Re: [PATCH] nvptx: implement automatic storage in custom stacks
- From: Bernd Schmidt <bschmidt at redhat dot com>
- To: Alexander Monakov <amonakov at ispras dot ru>, gcc-patches at gcc dot gnu dot org
- Cc: Jakub Jelinek <jakub at redhat dot com>, Dmitry Melnik <dm at ispras dot ru>
- Date: Thu, 12 Nov 2015 15:40:37 +0100
- Subject: Re: [PATCH] nvptx: implement automatic storage in custom stacks
- Authentication-results: sourceware.org; auth=none
- References: <alpine dot LNX dot 2 dot 20 dot 1511121609140 dot 3050 at monopod dot intra dot ispras dot ru>
I'm proposing the following patch as a step towards resolving the issue with
inaccessibility of stack storage (.local memory) in PTX to other threads than
the one using that stack. The idea is to have preallocated stacks, and have
__nvptx_stacks[] array in shared memory hold current stack pointers. Each
thread is maintaining __nvptx_stacks[tid.y] as its stack pointer, thus for
OpenMP the intent is to preallocate on a per-warp basis (not per-thread).

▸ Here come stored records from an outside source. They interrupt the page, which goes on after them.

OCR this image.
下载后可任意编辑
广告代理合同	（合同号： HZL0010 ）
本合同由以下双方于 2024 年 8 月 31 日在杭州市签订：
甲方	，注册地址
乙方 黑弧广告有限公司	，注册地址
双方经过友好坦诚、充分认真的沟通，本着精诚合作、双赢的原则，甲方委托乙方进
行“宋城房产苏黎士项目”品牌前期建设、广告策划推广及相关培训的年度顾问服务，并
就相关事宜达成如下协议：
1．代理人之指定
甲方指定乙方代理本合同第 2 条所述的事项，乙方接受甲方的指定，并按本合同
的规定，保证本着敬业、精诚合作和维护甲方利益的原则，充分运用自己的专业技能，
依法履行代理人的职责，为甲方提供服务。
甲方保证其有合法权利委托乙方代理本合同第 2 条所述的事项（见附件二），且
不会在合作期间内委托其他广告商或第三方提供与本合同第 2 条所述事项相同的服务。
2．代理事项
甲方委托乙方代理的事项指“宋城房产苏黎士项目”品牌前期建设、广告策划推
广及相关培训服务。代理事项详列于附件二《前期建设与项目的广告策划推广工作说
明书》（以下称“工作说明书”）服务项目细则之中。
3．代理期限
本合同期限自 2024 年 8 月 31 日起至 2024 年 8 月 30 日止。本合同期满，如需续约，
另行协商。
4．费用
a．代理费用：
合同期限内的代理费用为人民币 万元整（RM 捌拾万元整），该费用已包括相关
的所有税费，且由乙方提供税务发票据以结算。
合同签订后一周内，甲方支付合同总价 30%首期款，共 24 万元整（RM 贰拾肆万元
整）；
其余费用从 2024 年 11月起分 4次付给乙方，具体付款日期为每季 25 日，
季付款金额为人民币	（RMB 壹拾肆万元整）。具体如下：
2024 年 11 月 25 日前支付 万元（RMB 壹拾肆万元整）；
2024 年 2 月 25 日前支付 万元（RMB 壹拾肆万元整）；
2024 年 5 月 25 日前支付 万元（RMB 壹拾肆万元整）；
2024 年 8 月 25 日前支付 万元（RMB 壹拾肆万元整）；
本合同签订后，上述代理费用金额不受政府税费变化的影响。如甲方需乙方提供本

For OpenMP SIMD regions we'll have to ensure that conflicting accesses are not
introduced.
This is of course really ugly; I'd propose we keep it on an nvptx-OpenMP
specific branch for now until we know that this is really going somewhere.
I've run it through make -k check-c regtesting. These are new fails, all
mysterious:
These would have to be investigated first.
+ sz = (sz + keep_align - 1) & ~(keep_align - 1);
Use the ROUND_UP macro.
+ fprintf (file, "\tmul%s.u32 %%fstmp1, %%fstmp0, %d;\n",
+ bits == 64 ? ".wide" : "", bits);
Use a shift.
+
+ if (need_softstack_decl)
+ {
+ fprintf (asm_out_file, ".extern .shared .u64 __nvptx_stacks[];\n;");
+ }
Lose excess braces.
+.global .u64 %__softstack[16384];
Maybe declarea as .u8 so you don't have two different constants for the
stack size?
+ .reg .u64 %stackptr;
+ mov.u64 %stackptr, %__softstack;
+ cvta.global.u64 %stackptr, %stackptr;
+ add.u64 %stackptr, %stackptr, 131072;
+ st.shared.u64 [__nvptx_stacks], %stackptr;
+
I'm guessing you have other missing pieces for setting this up for
multiple threads.
Bernd